But it doesn't bother them.

What to do, then?  I can't unknow what I know, can't stop feeling what I feel.  E cannot know what he's never experienced, and he's pretty typically male when it comes to dealing with feelings, anyway.  Am I obsessed with death, or just through my experiences, totally in touch with it, unable to keep it at a safe distance anymore?  I think of what Octavio Paz said about Mexicans' experience of la muerte, and that, unlike most of the world, they don't fear it, but rather, the Mexican "chases after it, mocks it, courts it, hugs it, sleeps with it; it is his favorite plaything and his most lasting love."  I don't love death, but I love someone who died, and I am constantly considering it in many lights.  The alternative was to pretend, to avoid, to fear it.  And I think some bereaved folks choose that path.  Maybe it works for them, but I have my doubts, and I know it wouldn't work for me.  I know, because I tried it time and again, and it failed me time and again.

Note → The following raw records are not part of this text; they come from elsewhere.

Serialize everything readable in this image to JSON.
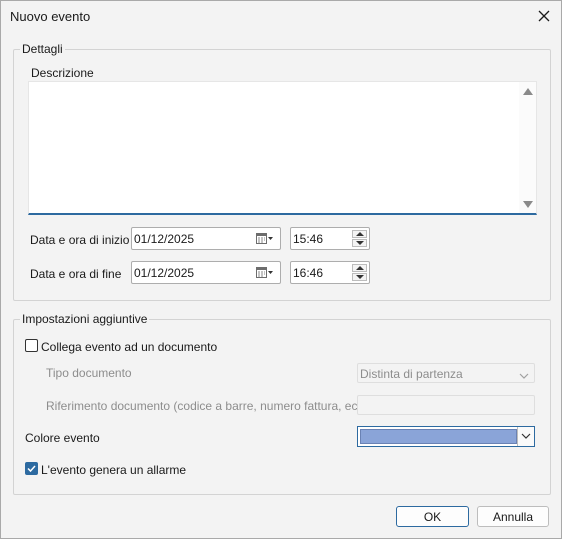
{
  "dialog": {
    "title": "Nuovo evento"
  },
  "details": {
    "legend": "Dettagli",
    "description_label": "Descrizione",
    "description_value": "",
    "start_label": "Data e ora di inizio",
    "start_date": "01/12/2025",
    "start_time": "15:46",
    "end_label": "Data e ora di fine",
    "end_date": "01/12/2025",
    "end_time": "16:46"
  },
  "additional": {
    "legend": "Impostazioni aggiuntive",
    "link_document_label": "Collega evento ad un documento",
    "link_document_checked": false,
    "document_type_label": "Tipo documento",
    "document_type_value": "Distinta di partenza",
    "document_ref_label": "Riferimento documento (codice a barre, numero fattura, ecc.)",
    "document_ref_value": "",
    "color_label": "Colore evento",
    "color_value": "#8aa4d8",
    "alarm_label": "L'evento genera un allarme",
    "alarm_checked": true
  },
  "buttons": {
    "ok": "OK",
    "cancel": "Annulla"
  },
  "colors": {
    "accent": "#2d6aa0",
    "window_bg": "#f3f3f3"
  }
}
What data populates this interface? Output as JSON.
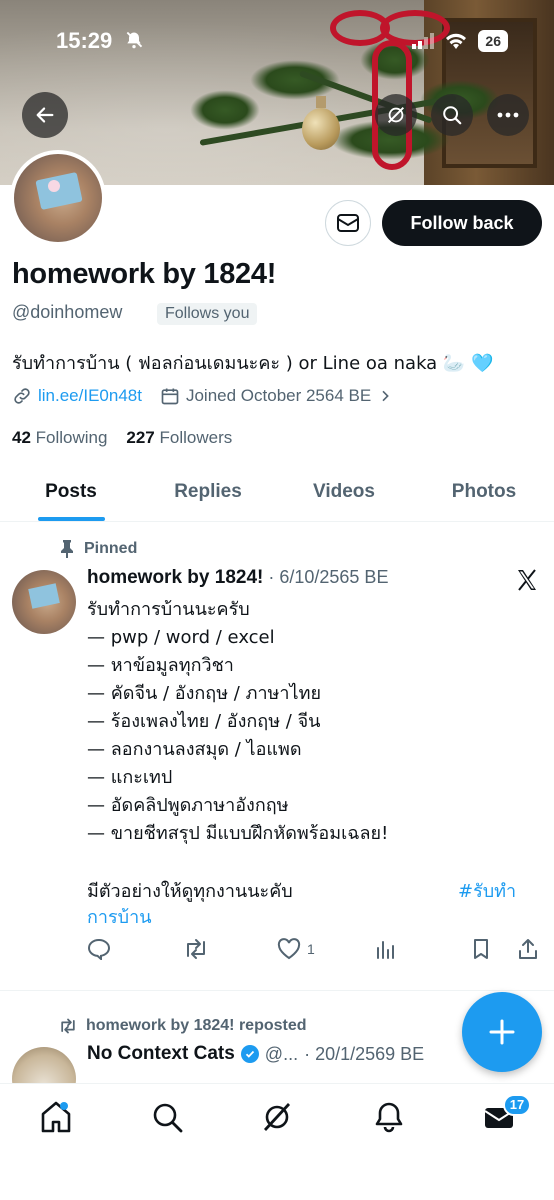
{
  "status_bar": {
    "time": "15:29",
    "battery": "26"
  },
  "profile": {
    "name": "homework by 1824!",
    "handle": "@doinhomew",
    "follows_you": "Follows you",
    "bio": "รับทำการบ้าน ( ฟอลก่อนเดมนะคะ ) or Line oa naka 🦢 🩵",
    "link": "lin.ee/IE0n48t",
    "joined": "Joined October 2564 BE",
    "following_count": "42",
    "following_label": "Following",
    "followers_count": "227",
    "followers_label": "Followers",
    "follow_button": "Follow back"
  },
  "tabs": [
    {
      "label": "Posts",
      "active": true
    },
    {
      "label": "Replies",
      "active": false
    },
    {
      "label": "Videos",
      "active": false
    },
    {
      "label": "Photos",
      "active": false
    }
  ],
  "pinned_post": {
    "pinned_label": "Pinned",
    "author": "homework by 1824!",
    "date": "· 6/10/2565 BE",
    "lines": [
      "รับทำการบ้านนะครับ",
      "— pwp / word / excel",
      "— หาข้อมูลทุกวิชา",
      "— คัดจีน / อังกฤษ / ภาษาไทย",
      "— ร้องเพลงไทย / อังกฤษ / จีน",
      "— ลอกงานลงสมุด / ไอแพด",
      "— แกะเทป",
      "— อัดคลิปพูดภาษาอังกฤษ",
      "— ขายชีทสรุป มีแบบฝึกหัดพร้อมเฉลย!"
    ],
    "last_line": "มีตัวอย่างให้ดูทุกงานนะคับ",
    "hashtag_part1": "#รับทำ",
    "hashtag_part2": "การบ้าน",
    "like_count": "1"
  },
  "repost": {
    "repost_label": "homework by 1824! reposted",
    "author": "No Context Cats",
    "handle": "@...",
    "date": "· 20/1/2569 BE"
  },
  "nav": {
    "messages_badge": "17"
  },
  "icons": [
    "back-arrow-icon",
    "grok-icon",
    "search-icon",
    "more-icon",
    "mail-icon",
    "link-icon",
    "calendar-icon",
    "chevron-right-icon",
    "pin-icon",
    "x-logo-icon",
    "reply-icon",
    "repost-icon",
    "like-icon",
    "views-icon",
    "bookmark-icon",
    "share-icon",
    "verified-icon",
    "plus-icon",
    "home-icon",
    "notifications-icon",
    "messages-icon"
  ],
  "colors": {
    "accent": "#1d9bf0",
    "text": "#0f1419",
    "secondary": "#536471"
  }
}
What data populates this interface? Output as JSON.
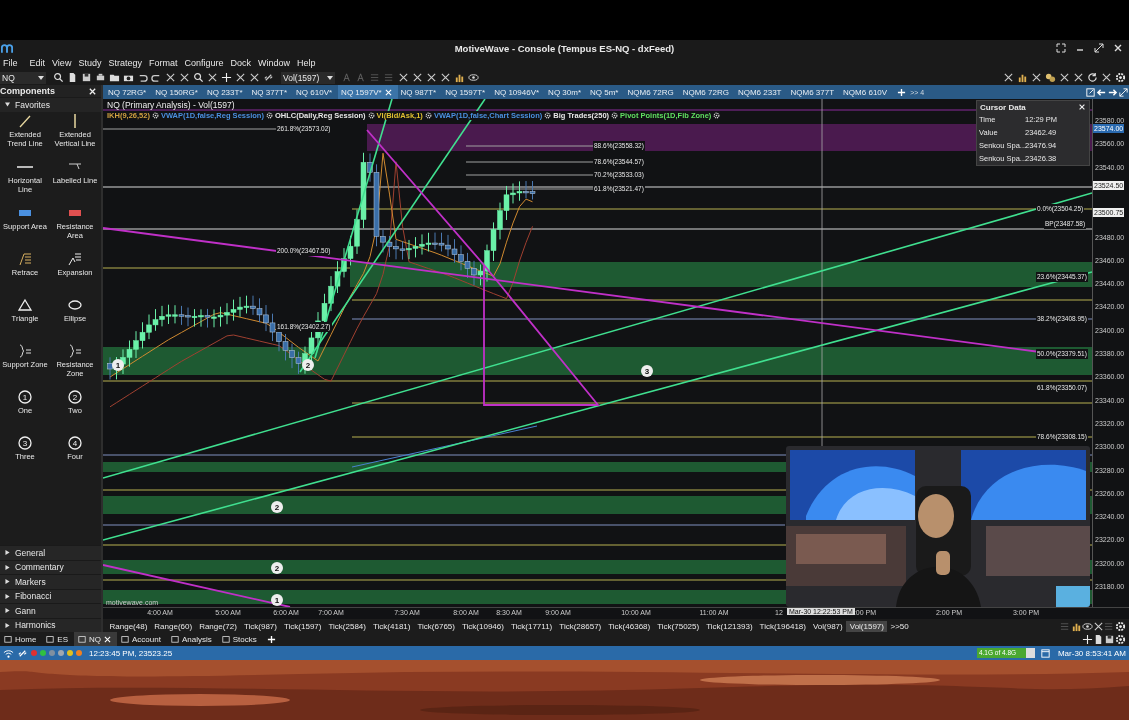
{
  "window": {
    "title": "MotiveWave - Console (Tempus ES-NQ - dxFeed)"
  },
  "menu": [
    "File",
    "Edit",
    "View",
    "Study",
    "Strategy",
    "Format",
    "Configure",
    "Dock",
    "Window",
    "Help"
  ],
  "toolbar": {
    "symbol": "NQ",
    "bar_size": "Vol(1597)"
  },
  "chart_tabs": [
    {
      "label": "NQ 72RG*",
      "selected": false
    },
    {
      "label": "NQ 150RG*",
      "selected": false
    },
    {
      "label": "NQ 233T*",
      "selected": false
    },
    {
      "label": "NQ 377T*",
      "selected": false
    },
    {
      "label": "NQ 610V*",
      "selected": false
    },
    {
      "label": "NQ 1597V*",
      "selected": true
    },
    {
      "label": "NQ 987T*",
      "selected": false
    },
    {
      "label": "NQ 1597T*",
      "selected": false
    },
    {
      "label": "NQ 10946V*",
      "selected": false
    },
    {
      "label": "NQ 30m*",
      "selected": false
    },
    {
      "label": "NQ 5m*",
      "selected": false
    },
    {
      "label": "NQM6 72RG",
      "selected": false
    },
    {
      "label": "NQM6 72RG",
      "selected": false
    },
    {
      "label": "NQM6 233T",
      "selected": false
    },
    {
      "label": "NQM6 377T",
      "selected": false
    },
    {
      "label": "NQM6 610V",
      "selected": false
    }
  ],
  "chart_tabs_more": ">> 4",
  "components": {
    "title": "Components",
    "favorites": "Favorites",
    "tools": [
      {
        "kind": "trend",
        "label": "Extended Trend Line"
      },
      {
        "kind": "vline",
        "label": "Extended Vertical Line"
      },
      {
        "kind": "hline",
        "label": "Horizontal Line"
      },
      {
        "kind": "labelled",
        "label": "Labelled Line"
      },
      {
        "kind": "support_area",
        "label": "Support Area"
      },
      {
        "kind": "resistance_area",
        "label": "Resistance Area"
      },
      {
        "kind": "retrace",
        "label": "Retrace"
      },
      {
        "kind": "expansion",
        "label": "Expansion"
      },
      {
        "kind": "triangle",
        "label": "Triangle"
      },
      {
        "kind": "ellipse",
        "label": "Ellipse"
      },
      {
        "kind": "zone",
        "label": "Support Zone"
      },
      {
        "kind": "zone",
        "label": "Resistance Zone"
      },
      {
        "kind": "number",
        "mark": "1",
        "label": "One"
      },
      {
        "kind": "number",
        "mark": "2",
        "label": "Two"
      },
      {
        "kind": "number",
        "mark": "3",
        "label": "Three"
      },
      {
        "kind": "number",
        "mark": "4",
        "label": "Four"
      }
    ],
    "groups": [
      "General",
      "Commentary",
      "Markers",
      "Fibonacci",
      "Gann",
      "Harmonics"
    ]
  },
  "chart": {
    "title": "NQ (Primary Analysis) - Vol(1597)",
    "studies": [
      {
        "label": "IKH(9,26,52)",
        "color": "#d0a040"
      },
      {
        "label": "VWAP(1D,false,Reg Session)",
        "color": "#4a90e0"
      },
      {
        "label": "OHLC(Daily,Reg Session)",
        "color": "#e8e8e8"
      },
      {
        "label": "VI(Bid/Ask,1)",
        "color": "#e0c030"
      },
      {
        "label": "VWAP(1D,false,Chart Session)",
        "color": "#4a90e0"
      },
      {
        "label": "Big Trades(250)",
        "color": "#e8e8e8"
      },
      {
        "label": "Pivot Points(1D,Fib Zone)",
        "color": "#60e060"
      }
    ],
    "levels": [
      "261.8%(23573.02)",
      "88.6%(23558.32)",
      "78.6%(23544.57)",
      "70.2%(23533.03)",
      "61.8%(23521.47)",
      "200.0%(23467.50)",
      "161.8%(23402.27)",
      "0.0%(23504.25)",
      "BP(23487.58)",
      "23.6%(23445.37)",
      "38.2%(23408.95)",
      "50.0%(23379.51)",
      "61.8%(23350.07)",
      "78.6%(23308.15)"
    ],
    "markers": [
      "1",
      "2",
      "3",
      "2",
      "2",
      "1"
    ],
    "credit": "motivewave.com"
  },
  "cursor_data": {
    "title": "Cursor Data",
    "rows": [
      {
        "label": "Time",
        "value": "12:29 PM"
      },
      {
        "label": "Value",
        "value": "23462.49"
      },
      {
        "label": "Senkou Spa...",
        "value": "23476.94"
      },
      {
        "label": "Senkou Spa...",
        "value": "23426.38"
      }
    ]
  },
  "price_axis": {
    "ticks": [
      "23580.00",
      "23560.00",
      "23540.00",
      "23480.00",
      "23460.00",
      "23440.00",
      "23420.00",
      "23400.00",
      "23380.00",
      "23360.00",
      "23340.00",
      "23320.00",
      "23300.00",
      "23280.00",
      "23260.00",
      "23240.00",
      "23220.00",
      "23200.00",
      "23180.00"
    ],
    "tags": [
      "23574.00",
      "23524.50",
      "23500.75"
    ]
  },
  "time_axis": {
    "labels": [
      "4:00 AM",
      "5:00 AM",
      "6:00 AM",
      "7:00 AM",
      "7:30 AM",
      "8:00 AM",
      "8:30 AM",
      "9:00 AM",
      "10:00 AM",
      "11:00 AM",
      "12",
      ":00 PM",
      "2:00 PM",
      "3:00 PM"
    ],
    "cursor": "Mar-30 12:22:53 PM"
  },
  "bar_sizes": [
    {
      "label": "Range(48)",
      "selected": false
    },
    {
      "label": "Range(60)",
      "selected": false
    },
    {
      "label": "Range(72)",
      "selected": false
    },
    {
      "label": "Tick(987)",
      "selected": false
    },
    {
      "label": "Tick(1597)",
      "selected": false
    },
    {
      "label": "Tick(2584)",
      "selected": false
    },
    {
      "label": "Tick(4181)",
      "selected": false
    },
    {
      "label": "Tick(6765)",
      "selected": false
    },
    {
      "label": "Tick(10946)",
      "selected": false
    },
    {
      "label": "Tick(17711)",
      "selected": false
    },
    {
      "label": "Tick(28657)",
      "selected": false
    },
    {
      "label": "Tick(46368)",
      "selected": false
    },
    {
      "label": "Tick(75025)",
      "selected": false
    },
    {
      "label": "Tick(121393)",
      "selected": false
    },
    {
      "label": "Tick(196418)",
      "selected": false
    },
    {
      "label": "Vol(987)",
      "selected": false
    },
    {
      "label": "Vol(1597)",
      "selected": true
    }
  ],
  "bar_sizes_more": ">>50",
  "doc_tabs": [
    {
      "label": "Home",
      "selected": false
    },
    {
      "label": "ES",
      "selected": false
    },
    {
      "label": "NQ",
      "selected": true
    },
    {
      "label": "Account",
      "selected": false
    },
    {
      "label": "Analysis",
      "selected": false
    },
    {
      "label": "Stocks",
      "selected": false
    }
  ],
  "status_bar": {
    "dots": [
      {
        "color": "#e03030"
      },
      {
        "color": "#30c040"
      },
      {
        "color": "#8090a0"
      },
      {
        "color": "#a0a8b0"
      },
      {
        "color": "#e0c020"
      },
      {
        "color": "#f08020"
      }
    ],
    "text": "12:23:45 PM, 23523.25",
    "memory": "4.1G of 4.8G",
    "level": 0.85,
    "clock": "Mar-30 8:53:41 AM"
  }
}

I don't have a lot of patience with a world (or a husband) who wants to put its fingers in its collective ears and say "LA LA LA LA I CAN'T HEAR YOU"; my response to that is to think, "Don't be an idiot."  And maybe it's because not only are they being silly, because reality is reality, but also because in doing so, they deny my experience, deny my perspective, and basically tell me who I've become and what I have to say about it is unwelcome in society.   In doing so, they tell me to shut up and go away.  Is my frank acknowledgement of the death's existence any less valid than their denial of it?  I don't think so.

I'd like to ask some of the widows who are further out how death figures into their thoughts now.  Not just the death of the person you loved, but Death, in all its forms and side-effects.  Am I obsessed?  Or am I just a widow?